Deze pijn treedt vooral 's nachts op. Kortom, dankzij modern anesthesie methoden (bijv. plexus anesthesie = geïsoleerde anesthesie van de arm) het risico voor moeder en kind is acceptabel en dus ook voor een zwangere vrouw carpaal tunnel syndroom kan worden geopereerd. Dit geldt met name als de bewerking wordt uitgevoerd in het laatste derde deel van het zwangerschap en de handchirurg en gynaecoloog werken nauw samen.

Elke aanstaande moeder met carpaal tunnelsyndroom moet zichzelf de cruciale vraag stellen, samen met de handchirurg die haar behandelt, of een dergelijke operatie moet worden uitgevoerd tijdens zwangerschap, terwijl u de mening van de gynaecoloog (specialist in gynaecologie) raadpleegt. Elke aanstaande moeder moet er rekening mee houden dat een dergelijke operatie kan worden uitgevoerd in het geval van extreem schrijnende symptomen en - zelfs in de betreffende situatie - behoorlijk nuttig kan zijn. Aan de andere kant moet elke getroffen vrouw echter ook weten dat na de bevalling (en mogelijk tijdens het geven van borstvoeding), als gevolg van de vermindering van het eigen watergehalte van het lichaam, veel carpale tunnelsyndromen volledig verdwijnen zonder therapie, vooral als de pijn eerst verscheen tijdens de zwangerschap.

Verschillende wetenschappelijke oorzaken hebben dit duidelijk bewezen. Zodra een jonge moeder de baby borstvoeding heeft gegeven, kan er op elk moment een operatie worden uitgevoerd. Bij het plannen van de operatie moet er echter rekening mee worden gehouden dat postoperatief grote delen van de babyverzorging niet door de moeder zelf kunnen worden uitgevoerd.

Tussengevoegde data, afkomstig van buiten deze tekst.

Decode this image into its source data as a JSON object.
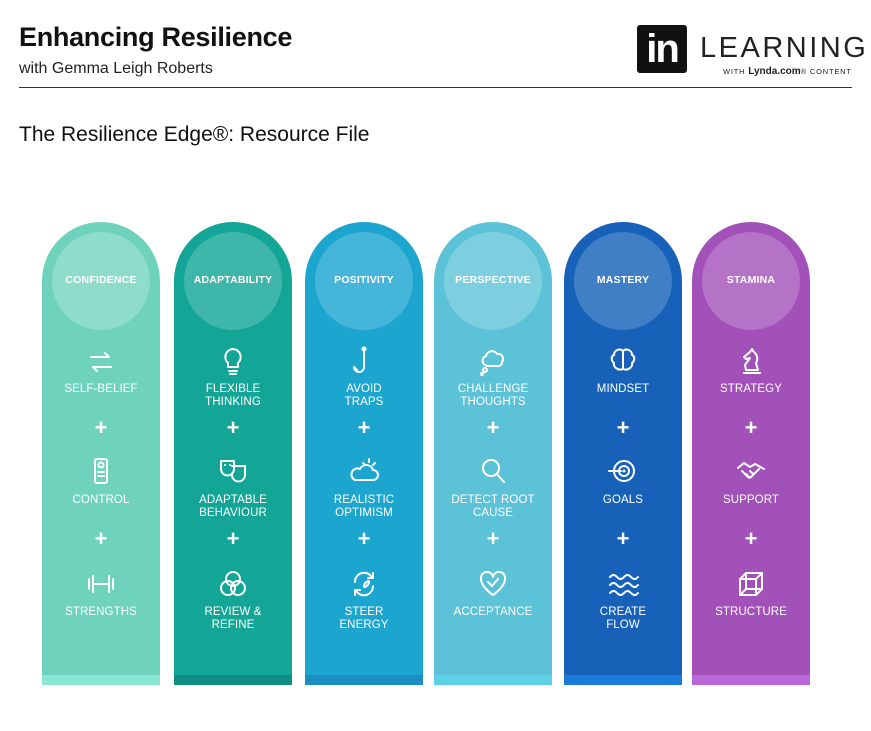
{
  "header": {
    "course_title": "Enhancing Resilience",
    "course_author": "with Gemma Leigh Roberts",
    "logo_mark": "in",
    "logo_word": "LEARNING",
    "logo_sub_prefix": "WITH ",
    "logo_sub_brand": "Lynda.com",
    "logo_sub_suffix": "® CONTENT"
  },
  "document_title": "The Resilience Edge®: Resource File",
  "pillars": [
    {
      "name": "CONFIDENCE",
      "color": "#6fd2bd",
      "circle": "#8edccb",
      "base": "#8ce6d4",
      "items": [
        {
          "label": "SELF-BELIEF",
          "icon": "arrows-exchange-icon"
        },
        {
          "label": "CONTROL",
          "icon": "remote-control-icon"
        },
        {
          "label": "STRENGTHS",
          "icon": "dumbbell-icon"
        }
      ]
    },
    {
      "name": "ADAPTABILITY",
      "color": "#13a596",
      "circle": "#3fb6aa",
      "base": "#0f8d80",
      "items": [
        {
          "label": "FLEXIBLE\nTHINKING",
          "icon": "lightbulb-icon"
        },
        {
          "label": "ADAPTABLE\nBEHAVIOUR",
          "icon": "theatre-masks-icon"
        },
        {
          "label": "REVIEW &\nREFINE",
          "icon": "venn-diagram-icon"
        }
      ]
    },
    {
      "name": "POSITIVITY",
      "color": "#1ba5cf",
      "circle": "#45b6da",
      "base": "#1b8ec3",
      "items": [
        {
          "label": "AVOID\nTRAPS",
          "icon": "hook-icon"
        },
        {
          "label": "REALISTIC\nOPTIMISM",
          "icon": "sun-cloud-icon"
        },
        {
          "label": "STEER\nENERGY",
          "icon": "recycle-leaf-icon"
        }
      ]
    },
    {
      "name": "PERSPECTIVE",
      "color": "#5cc2d7",
      "circle": "#7dcfe0",
      "base": "#5dd0e6",
      "items": [
        {
          "label": "CHALLENGE\nTHOUGHTS",
          "icon": "thought-bubble-icon"
        },
        {
          "label": "DETECT ROOT\nCAUSE",
          "icon": "magnifier-icon"
        },
        {
          "label": "ACCEPTANCE",
          "icon": "heart-icon"
        }
      ]
    },
    {
      "name": "MASTERY",
      "color": "#1762b8",
      "circle": "#3f7fc6",
      "base": "#1a7ad8",
      "items": [
        {
          "label": "MINDSET",
          "icon": "brain-icon"
        },
        {
          "label": "GOALS",
          "icon": "target-icon"
        },
        {
          "label": "CREATE\nFLOW",
          "icon": "waves-icon"
        }
      ]
    },
    {
      "name": "STAMINA",
      "color": "#a151b8",
      "circle": "#b473c6",
      "base": "#b868d8",
      "items": [
        {
          "label": "STRATEGY",
          "icon": "chess-knight-icon"
        },
        {
          "label": "SUPPORT",
          "icon": "handshake-icon"
        },
        {
          "label": "STRUCTURE",
          "icon": "cube-icon"
        }
      ]
    }
  ],
  "plus_symbol": "+"
}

Houd er rekening mee dat de baby in de eerste 2-3 weken, met name het verschonen en wassen van luiers, door iemand anders moet worden gedaan. Dit wordt verklaard door het feit dat zelfs als de wond wordt gehecht en bovendien wordt beschermd door een verband, deze kan worden geïnfecteerd door bacteriën van de gebruikte luiers. Als bacteriën in de wond terechtkomen, is het zeer waarschijnlijk dat er een infectie wordt uitgelokt die een negatief effect heeft op de genezing.